Consider also this clip from the end of a wild game the Mets played that year in San Diego. New York's bullpen crumbled and allowed the Padres to score 4 runs in the bottom of the eighth to tie things up. The Mets proceeded to regain the lead in the top of the 11th, then almost coughed it up again before sealing the victory on a bizarre game-ending double play. McCarver does a great job of conveying the craziness. (SNY occasionally shows this game on Mets Classics.)

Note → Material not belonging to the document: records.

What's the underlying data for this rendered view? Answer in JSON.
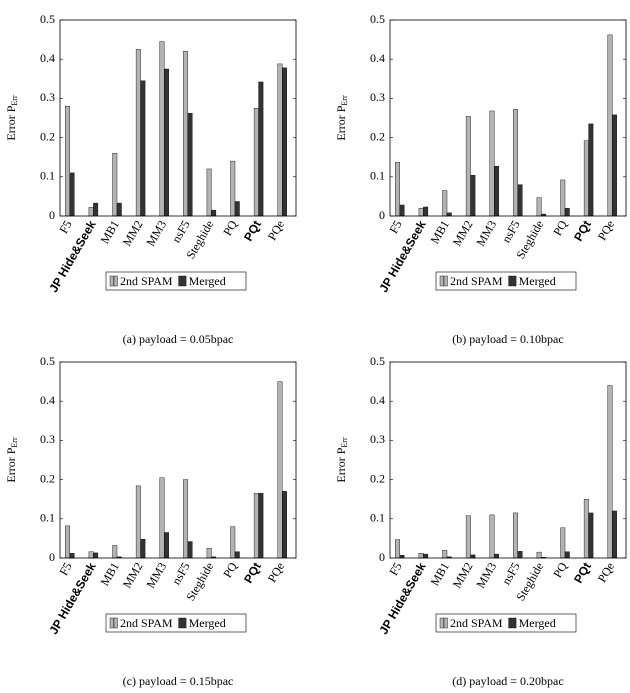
{
  "chart_data": [
    {
      "type": "bar",
      "caption": "(a)  payload = 0.05bpac",
      "ylabel": "Error P",
      "ylabel_sub": "Err",
      "categories": [
        "F5",
        "JP Hide&Seek",
        "MB1",
        "MM2",
        "MM3",
        "nsF5",
        "Steghide",
        "PQ",
        "PQt",
        "PQe"
      ],
      "bold": [
        1,
        8
      ],
      "series": [
        {
          "name": "2nd SPAM",
          "color": "#b3b3b3",
          "values": [
            0.28,
            0.022,
            0.16,
            0.425,
            0.445,
            0.42,
            0.12,
            0.14,
            0.275,
            0.388
          ]
        },
        {
          "name": "Merged",
          "color": "#333333",
          "values": [
            0.11,
            0.033,
            0.033,
            0.345,
            0.375,
            0.262,
            0.015,
            0.037,
            0.342,
            0.378
          ]
        }
      ],
      "ylim": [
        0,
        0.5
      ],
      "yticks": [
        0,
        0.1,
        0.2,
        0.3,
        0.4,
        0.5
      ]
    },
    {
      "type": "bar",
      "caption": "(b)  payload = 0.10bpac",
      "ylabel": "Error P",
      "ylabel_sub": "Err",
      "categories": [
        "F5",
        "JP Hide&Seek",
        "MB1",
        "MM2",
        "MM3",
        "nsF5",
        "Steghide",
        "PQ",
        "PQt",
        "PQe"
      ],
      "bold": [
        1,
        8
      ],
      "series": [
        {
          "name": "2nd SPAM",
          "color": "#b3b3b3",
          "values": [
            0.137,
            0.02,
            0.065,
            0.254,
            0.268,
            0.272,
            0.047,
            0.092,
            0.192,
            0.462
          ]
        },
        {
          "name": "Merged",
          "color": "#333333",
          "values": [
            0.028,
            0.023,
            0.008,
            0.104,
            0.127,
            0.08,
            0.005,
            0.02,
            0.235,
            0.258
          ]
        }
      ],
      "ylim": [
        0,
        0.5
      ],
      "yticks": [
        0,
        0.1,
        0.2,
        0.3,
        0.4,
        0.5
      ]
    },
    {
      "type": "bar",
      "caption": "(c)  payload = 0.15bpac",
      "ylabel": "Error P",
      "ylabel_sub": "Err",
      "categories": [
        "F5",
        "JP Hide&Seek",
        "MB1",
        "MM2",
        "MM3",
        "nsF5",
        "Steghide",
        "PQ",
        "PQt",
        "PQe"
      ],
      "bold": [
        1,
        8
      ],
      "series": [
        {
          "name": "2nd SPAM",
          "color": "#b3b3b3",
          "values": [
            0.082,
            0.016,
            0.032,
            0.184,
            0.205,
            0.2,
            0.025,
            0.08,
            0.165,
            0.45
          ]
        },
        {
          "name": "Merged",
          "color": "#333333",
          "values": [
            0.012,
            0.013,
            0.003,
            0.048,
            0.065,
            0.042,
            0.003,
            0.016,
            0.165,
            0.17
          ]
        }
      ],
      "ylim": [
        0,
        0.5
      ],
      "yticks": [
        0,
        0.1,
        0.2,
        0.3,
        0.4,
        0.5
      ]
    },
    {
      "type": "bar",
      "caption": "(d)  payload = 0.20bpac",
      "ylabel": "Error P",
      "ylabel_sub": "Err",
      "categories": [
        "F5",
        "JP Hide&Seek",
        "MB1",
        "MM2",
        "MM3",
        "nsF5",
        "Steghide",
        "PQ",
        "PQt",
        "PQe"
      ],
      "bold": [
        1,
        8
      ],
      "series": [
        {
          "name": "2nd SPAM",
          "color": "#b3b3b3",
          "values": [
            0.047,
            0.012,
            0.02,
            0.108,
            0.11,
            0.115,
            0.015,
            0.077,
            0.15,
            0.44
          ]
        },
        {
          "name": "Merged",
          "color": "#333333",
          "values": [
            0.007,
            0.01,
            0.003,
            0.008,
            0.01,
            0.017,
            0.002,
            0.016,
            0.115,
            0.12
          ]
        }
      ],
      "ylim": [
        0,
        0.5
      ],
      "yticks": [
        0,
        0.1,
        0.2,
        0.3,
        0.4,
        0.5
      ]
    }
  ]
}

Here's another example of McCarver on PBP duty from August 27, 1985. During this game, Doc Gooden struck out 16 Giants, and it is a wonder to behold—not just for Dr. K's wizardry, but for a glimpse of what the Shea Stadium experience was like during the height of his powers. We pick up the action in the top of the eighth, when Doc found a brief bit of trouble thanks to a pair of two-out singles. Despite some odd distractions, on field and off, McCarver negotiates the inning well. Apart from McCarver, you will also see/hear:
- An ad for some long-forgotten show called Bizarre
- Home-made signs and t-shirts, courtesy of the artisanal skills of the tri-state area's finest mooks
- A gray cat sprinting onto the field and ducking into the bullpen; contrasting it with the appearance of a black cat, McCarver surmises, "I guess it means your luck will continue to be mediocre"

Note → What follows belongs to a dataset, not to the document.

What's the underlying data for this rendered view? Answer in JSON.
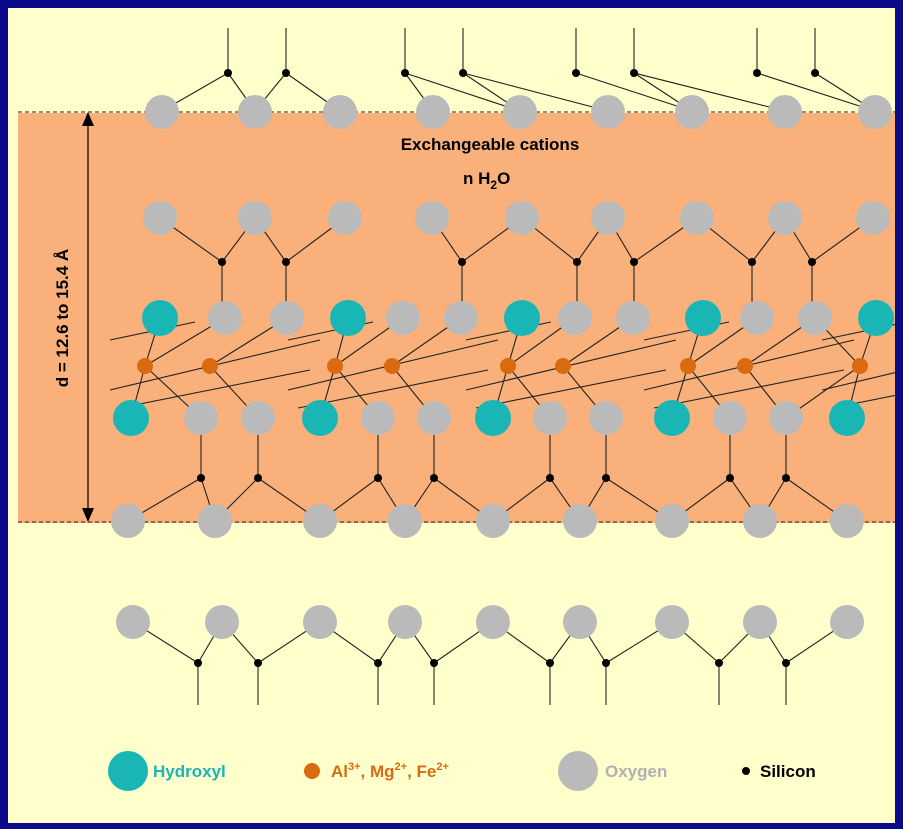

- An on-screen update of Pete Rose's pursuit of the all-time hit record
None of this is to say that McCarver was not without his flaws even then. Look no further than this excerpt from another electric Doc Gooden start (May 10, 1985 vs. the Phillies). Doc strikes out the side in the inning and Shea once again has a carnival atmosphere, but McCarver seems more interested in relating the roles of Tenneseans at The Alamo than describing anything happening in the game. (Stick around past the last out to catch an old Budweiser ad.)
Not as sharp as Gary Cohen, granted, but still miles better than the crimes against broadcasting he'd eventually commit for FOX. My theory is, when relegated to a straight color commentator role, as he was on FOX, McCarver had no choice but to give full vent to ramblings like you hear in this last clip. This was clearly not his strong suit.
Tim McCarver is well past his expiration date as a broadcaster, but I hope people will remember that he was not always terrible at his job. In fact, he brought Mets fans watching from the comfort of their living rooms some of the greatest moments in franchise history. Surely when our time comes, we would all wish to be judged by our best work. And who's to say what sort of psychic damage is wrought from 10+ years of working beside Joe Buck?